The Canon According to Google: A Critical Examination of the Arts & Culture Platform

Savannah Fetterolf

Advisor: Alison Landsberg, PhD, Department of History and Art History

Committee Members: Michele Greet, Alexander Monea

Enterprise Hall, #318
March 03, 2020, 02:00 PM to 04:00 PM

Abstract:

Tracing the development of Google’s Arts & Culture platform from its 2011 inception as the Art Project to its 2017 form, this project addresses Google’s evolving endeavor to archive culture online at a moment when the institution of the museum is in crisis. Arts & Culture is an online platform established by the Google Cultural Institute that serves as an archive hosting digitized images of 6 million objects housed by over 1,200 institution and museum partners that are distributed across more than 70 countries. In its description of the platform, Google presents itself as benevolent producer of a redemptive technology that offers unprecedented access to works of art and cultural objects around the globe.
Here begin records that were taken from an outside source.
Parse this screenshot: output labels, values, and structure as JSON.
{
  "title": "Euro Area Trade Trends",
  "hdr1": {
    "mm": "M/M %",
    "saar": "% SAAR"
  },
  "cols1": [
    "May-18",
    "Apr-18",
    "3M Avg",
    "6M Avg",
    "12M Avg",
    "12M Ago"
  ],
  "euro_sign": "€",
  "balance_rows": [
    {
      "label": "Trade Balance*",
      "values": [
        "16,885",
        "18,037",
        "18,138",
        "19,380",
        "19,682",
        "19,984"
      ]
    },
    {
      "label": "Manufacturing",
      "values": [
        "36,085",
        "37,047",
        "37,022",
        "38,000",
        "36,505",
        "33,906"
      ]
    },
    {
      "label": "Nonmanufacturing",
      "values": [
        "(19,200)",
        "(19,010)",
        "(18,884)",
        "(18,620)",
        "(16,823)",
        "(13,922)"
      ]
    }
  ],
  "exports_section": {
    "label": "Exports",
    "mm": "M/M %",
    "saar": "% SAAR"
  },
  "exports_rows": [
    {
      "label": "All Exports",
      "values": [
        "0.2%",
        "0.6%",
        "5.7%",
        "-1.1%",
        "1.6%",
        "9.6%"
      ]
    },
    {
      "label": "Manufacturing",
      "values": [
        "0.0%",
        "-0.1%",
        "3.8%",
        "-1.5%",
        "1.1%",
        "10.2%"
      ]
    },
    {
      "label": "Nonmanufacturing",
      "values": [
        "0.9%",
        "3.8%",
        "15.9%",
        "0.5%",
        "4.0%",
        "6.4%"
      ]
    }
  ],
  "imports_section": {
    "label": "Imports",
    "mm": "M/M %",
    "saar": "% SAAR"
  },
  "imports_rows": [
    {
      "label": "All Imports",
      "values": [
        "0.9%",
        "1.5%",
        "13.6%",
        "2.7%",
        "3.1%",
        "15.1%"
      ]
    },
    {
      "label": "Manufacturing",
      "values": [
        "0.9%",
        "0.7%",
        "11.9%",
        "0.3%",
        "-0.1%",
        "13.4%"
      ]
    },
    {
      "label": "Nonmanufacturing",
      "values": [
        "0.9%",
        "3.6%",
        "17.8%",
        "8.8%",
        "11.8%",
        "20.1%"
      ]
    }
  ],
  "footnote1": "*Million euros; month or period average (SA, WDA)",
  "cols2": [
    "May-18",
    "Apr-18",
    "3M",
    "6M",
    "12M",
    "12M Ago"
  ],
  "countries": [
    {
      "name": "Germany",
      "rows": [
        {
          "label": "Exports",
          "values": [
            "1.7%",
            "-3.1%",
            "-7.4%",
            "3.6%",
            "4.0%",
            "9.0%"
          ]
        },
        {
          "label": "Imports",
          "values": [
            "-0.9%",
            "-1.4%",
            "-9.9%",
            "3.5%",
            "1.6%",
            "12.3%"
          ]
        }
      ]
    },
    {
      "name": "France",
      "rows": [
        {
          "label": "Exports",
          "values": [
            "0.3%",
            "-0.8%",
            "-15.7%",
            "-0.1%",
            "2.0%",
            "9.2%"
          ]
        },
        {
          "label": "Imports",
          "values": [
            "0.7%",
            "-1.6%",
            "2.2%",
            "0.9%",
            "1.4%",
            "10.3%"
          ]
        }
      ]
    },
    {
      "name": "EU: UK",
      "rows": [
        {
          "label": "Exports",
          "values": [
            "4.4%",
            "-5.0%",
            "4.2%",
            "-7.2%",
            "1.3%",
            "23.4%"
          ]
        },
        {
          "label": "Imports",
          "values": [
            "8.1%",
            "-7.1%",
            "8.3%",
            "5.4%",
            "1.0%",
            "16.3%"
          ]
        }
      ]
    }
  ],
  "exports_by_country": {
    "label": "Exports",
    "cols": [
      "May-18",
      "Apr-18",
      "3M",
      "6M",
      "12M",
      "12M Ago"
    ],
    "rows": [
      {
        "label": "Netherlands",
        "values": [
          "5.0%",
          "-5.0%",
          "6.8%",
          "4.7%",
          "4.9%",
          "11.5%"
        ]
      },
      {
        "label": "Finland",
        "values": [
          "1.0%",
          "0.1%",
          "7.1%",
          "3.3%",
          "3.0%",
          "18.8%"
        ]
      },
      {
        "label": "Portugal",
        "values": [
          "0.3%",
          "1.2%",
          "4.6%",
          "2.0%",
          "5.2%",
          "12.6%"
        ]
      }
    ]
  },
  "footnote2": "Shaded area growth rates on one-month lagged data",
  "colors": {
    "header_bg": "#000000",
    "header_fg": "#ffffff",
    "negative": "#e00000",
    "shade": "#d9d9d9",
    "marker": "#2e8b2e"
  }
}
Yet despite the potential for reimagining and democratizing the museum, Arts & Culture ultimately reproduces and reinforces many problematic aspects of the museum, including Western-centrism, a lack of representation, and elitism. Further, with Google’s near hegemonic control over the Internet search engine market, this platform serves as a prime forum for the extension of their brand. Case studies detailing the Arts & Culture app’s selfie match feature and the development of the themed initiative We Wear Culture further elaborate why Arts & Culture must also be understood as a mechanism for the dissemination of capitalist ideology and the collection of  user data, and as an extension of surveillance capitalism.